Christmas, for many people, began at exactly 3 p.m today, Christmas Eve. The moment when everything stops, frantic present-wrapping, mince-pie making and tree-decorating ceases and calm briefly takes hold. The reason? A single boy treble whose voice, clear and fragile as glass, pierces through the chaos with those familiar words: ‘Once in Royal David’s city/ Stood a lowly cattle shed…’.
The service of Nine Lessons and Carols from King’s College, Cambridge, and its annual broadcast on BBC Radio 4 is as essential a part of contemporary Christmas folklore as stockings and Santa Claus, plum pudding and presents. Ageless and timeless, it seems as though there must always have been boys in red robes singing carols in a candlelit chapel — an ancient ritual renewed with each generation.
But the reality is quite different. The Festival of Nine Lessons and Carols was celebrated at King’s for the first time in 1918, not a historic service at all but an invented tradition — modern and man-made. And tempting though it is to imagine that this delicate fusion of words and music was created in the exquisite interior of King’s Chapel, the product of contemplation and beauty, its origins were in fact far less exalted: born in a wooden hut in Truro and conceived in the muddy, bloody trenches of the first world war, a child of horror and suffering, not peace and goodwill.
The story of Nine Lessons and Carols begins with an Anglican clergyman. Eric Milner-White was the ‘very shy, but tremendously kind’ young man appointed chaplain of King’s in 1912. Quick to volunteer when war broke out in 1914, he traded the quiet life of Cambridge for the squalor and violence of the French front line. Most of his letters home are gone, destroyed by Milner-White himself. But the few that remain paint a vivid picture of his experience, caught between banality (‘On days when too many tragedies aren’t happening there are many elements of the picnic about it’) and horror (‘Most of life is at night, and the nights are filled with prolonged terror — a horrid, weird, furtive existence’).
Returning to Cambridge in 1918 after ‘a battle of special horror’, Milner-White was appointed dean of King’s and immediately set about reforming a liturgy his experience convinced him was not just inadequate but irrelevant to the needs of a community so damaged and disillusioned. ‘Colour, warmth and delight’ were to be the focus, offering aesthetic as well as spiritual consolation in only the simplest and most direct language. Wanting to create a special service for Christmas, Milner-White took inspiration from Edward White Benson — the first bishop of the new diocese of Truro.
Created in 1876, the diocese had neither traditions nor a cathedral to house them in, so for seven years the congregation gathered in a temporary wooden hut, boasting neither ventilation nor heating. The context was a simple one, and Benson wanted a Christmas Eve service to match it — something that would serve, pragmatically, ‘…both as a counter-attraction to the public houses and as a right prelude to Christmas’. And so the service was born, a potent combination of ‘nine carols and nine tiny lessons’ that provided the structure still familiar to us today.

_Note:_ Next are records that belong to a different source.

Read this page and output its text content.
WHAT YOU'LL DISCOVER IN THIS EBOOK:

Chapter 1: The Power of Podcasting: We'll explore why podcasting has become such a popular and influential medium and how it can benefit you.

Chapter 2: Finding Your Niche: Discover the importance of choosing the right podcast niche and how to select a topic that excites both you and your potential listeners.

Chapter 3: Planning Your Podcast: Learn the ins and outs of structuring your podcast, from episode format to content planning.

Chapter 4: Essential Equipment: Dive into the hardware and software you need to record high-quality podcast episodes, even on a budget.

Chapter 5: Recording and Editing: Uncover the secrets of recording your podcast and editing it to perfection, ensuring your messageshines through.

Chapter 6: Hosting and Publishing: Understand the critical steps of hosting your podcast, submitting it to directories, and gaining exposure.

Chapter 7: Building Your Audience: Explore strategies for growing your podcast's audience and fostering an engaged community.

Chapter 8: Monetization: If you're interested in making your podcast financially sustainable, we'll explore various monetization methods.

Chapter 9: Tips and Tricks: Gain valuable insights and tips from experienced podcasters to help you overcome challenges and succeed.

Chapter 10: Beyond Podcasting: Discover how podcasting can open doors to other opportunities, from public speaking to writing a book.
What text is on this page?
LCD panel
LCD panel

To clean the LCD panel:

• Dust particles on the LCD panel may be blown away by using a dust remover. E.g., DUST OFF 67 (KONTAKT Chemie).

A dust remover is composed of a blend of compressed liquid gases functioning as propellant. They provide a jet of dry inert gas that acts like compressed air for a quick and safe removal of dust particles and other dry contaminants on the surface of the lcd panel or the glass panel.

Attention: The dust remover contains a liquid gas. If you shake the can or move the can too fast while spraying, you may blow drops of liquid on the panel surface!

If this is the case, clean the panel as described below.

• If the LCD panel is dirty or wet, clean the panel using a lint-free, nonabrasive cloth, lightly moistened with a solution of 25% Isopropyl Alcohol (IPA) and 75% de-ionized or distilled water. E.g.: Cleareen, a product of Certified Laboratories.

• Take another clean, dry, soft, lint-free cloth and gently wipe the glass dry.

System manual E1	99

The hierarchy of readers — progressing up through the ecclesiastical ranks from a lowly chorister to the Bishop himself — was already there, as was the Biblical narrative, moving from Old Testament to New, from Creation to Incarnation. But it was Milner-White who found the simple essence of the service, cutting the more ponderous elements to reveal its emotional and spiritual core, speaking directly to those attending without the need for a mediating sermon.
What started out as a local phenomenon, a ‘gift to the city of Cambridge’, quickly became a gift to a much wider community. In 1928 the service was first broadcast by BBC Radio, and since 1938 the World Service has transmitted it to listeners across the world, with television broadcasts joining it annually from 1963. Such popularity could never have been imagined by Milner-White, but the enduring and widespread appeal speaks to this young man’s understanding of human nature. That the broadcasts persisted internationally throughout the second world war, not just in Allied but also occupied and even Axis nations, speaks loudly of the service’s power, and stories abound of British and American soldiers imprisoned in German and Japanese prisoner-of-war camps recreating the King’s service as best they could with makeshift instruments and robes.
The need for beauty, for simplicity and innocence is as great now as it ever was, and in a world of growing divisions, tensions and ever-escalating conflict we still find fulfilment in a service that stimulates but also consoles. So next time you turn on the radio and hear that lone chorister, or watch King’s candlelit choir on the television, remember that this is beauty born in blood, a cry for peace that was nearly drowned out in the noise of battle.